En l’espèce la Cour relève que les séquences litigieuses n’ont « en aucune manière contribué à un débat d’intérêt général » : elles poursuivaient un but commercial (pts. 84 et 103). L’existence de garanties procédurales est aussi constatée : les sanctions ont été précédées de mises en demeures en vertu de la loi du 30 septembre 1986, une instruction et une audience contradictoires ont aussi précédé la sanction. La société de télévision a également bénéficié de la possibilité de contester celle-ci devant le Conseil d’État (pt. 83. v. CE 18 juin 2018, nos 412071 et 412074). Pour la CEDH, l’appréciation du CSA et du Conseil d’État reposent sur des motifs « pertinents et suffisants » (pts. 87 et 90), et « le caractère pécuniaire [des sanctions] est particulièrement approprié, en l’espèce, à l’objet purement commercial des comportements qu’elles répriment », et que « la lourdeur de ces sanctions (…) doit, par ailleurs être relativisée à la lumière de l’échelle des sanctions prévue par l’article 42-1 » (pt. 102), il n’y a pas violation du droit à la liberté d’expression.

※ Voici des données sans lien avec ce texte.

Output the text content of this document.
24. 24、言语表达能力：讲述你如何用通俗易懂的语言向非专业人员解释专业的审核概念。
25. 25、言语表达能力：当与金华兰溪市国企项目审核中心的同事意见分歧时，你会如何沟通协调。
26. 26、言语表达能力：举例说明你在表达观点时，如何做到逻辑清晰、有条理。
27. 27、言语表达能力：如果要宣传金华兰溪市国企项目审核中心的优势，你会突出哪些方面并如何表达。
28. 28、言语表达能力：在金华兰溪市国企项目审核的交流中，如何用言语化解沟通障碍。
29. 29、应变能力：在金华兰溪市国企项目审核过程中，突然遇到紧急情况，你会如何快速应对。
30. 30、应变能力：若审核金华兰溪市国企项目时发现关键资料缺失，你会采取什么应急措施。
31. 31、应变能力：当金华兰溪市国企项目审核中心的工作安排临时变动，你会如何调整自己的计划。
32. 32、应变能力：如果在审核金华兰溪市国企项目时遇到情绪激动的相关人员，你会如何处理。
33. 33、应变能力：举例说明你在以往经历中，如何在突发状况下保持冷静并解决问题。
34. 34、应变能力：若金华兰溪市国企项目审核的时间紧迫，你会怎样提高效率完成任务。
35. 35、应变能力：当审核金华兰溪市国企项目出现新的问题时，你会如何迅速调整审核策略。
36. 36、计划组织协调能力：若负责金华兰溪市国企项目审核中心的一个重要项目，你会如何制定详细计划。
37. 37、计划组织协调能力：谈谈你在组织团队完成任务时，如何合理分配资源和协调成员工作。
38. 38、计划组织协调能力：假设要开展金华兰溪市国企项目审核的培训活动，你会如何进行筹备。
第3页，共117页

Notons que « le droit à l’humour ne permet pas tout, et quiconque se prévaut de la liberté d’expression assume (…) « des devoirs et des responsabilités » » (pt. 85) en vertu de l’article 10 §2.
Références :
■ CEDH, gde. ch., 5 avr. 2022, N.I.T. c/ République de Moldova, n° 28740/12
■ CEDH, gde. ch., 23 juin 2016, Baka c/ Hongrie, n° 20261/12 : AJDA 2016. 1738, chron. L. Burgorgue-Larsen.
■ CE 18 juin 2018, nos 412071 et 412074 : AJDA 2018. 2383, chron. C. Nicolas et Y. Faure ; RFDA 2018. 949, concl. L. Marion.